Good luck, it is never easy, but know, that in time, it will get better,
C
I have a near 3 year old and a one month old. My older son has been regressing a lot and has been quite whiny and clingy. I think it's just part of the changing family dynamic. I don't really have any advice, just sympathizing with you.
Well, it sounds like several things have occurred for your son at once. New baby sister is taking up everyone's time that used to be exclusively his. He is staying home from daycare (a WISE choice). And he is just in one of those "stages" - All children go through spells where they were very clingy.
If there is nothing physically wrong with him I wouldn't worry about his not eating, too much. Just make healthy eating choices available. Children don't choose to starve themselves (that doesn't happpen til they are old enough to know better). But he may try to use not eating to manipulate you. Do make his meal times special, if possible, with you. Let him help choose the menu, and then follow it, even if it means having macaroni and cheese several times a week. Put his usual favorites into a special bowl or plate. Let him set the table, help empty the dishwasher, etc.
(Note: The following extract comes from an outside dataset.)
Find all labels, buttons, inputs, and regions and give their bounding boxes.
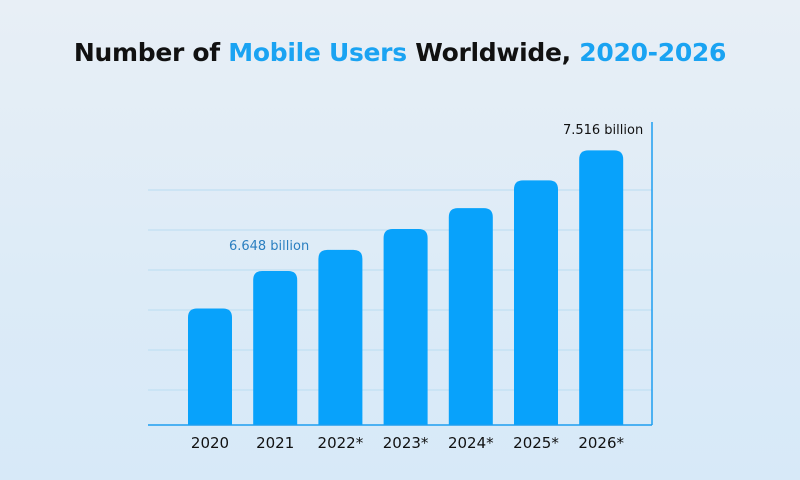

Do try to devote some special time for just you and him, maybe when baby is asleep. You might use that time to do some art work where he can draw pictures of him and his new sister, things he wants to do with her, and things he likes doing with you and his dad without her.
Give him some special responsibilities to help with the new baby and, especially, when someone is there to see the baby. An example; when someone is over would be for HIM to go bring some special pictures of him the the new baby sister at the hospital, etc.
My granddaughter, now 5, would draw pictures of the family WITHOUT baby brother in them for about the first year of his life. She did her best to ignore him.
Do try to set up some play days for him and friends. Maybe one half day a week at the daycare or special park days. But is you just pack him up and send him back to daycare, he could see this as trying to get rid of him because y9ou want to spend all your time with the new baby and cut him out of the picture.
Spending time with him can be difficult with a new born demanding so much of your time. But with just a little thoughtfulness and a tiny bit of effort you can make him feel "indispensable" and very loved!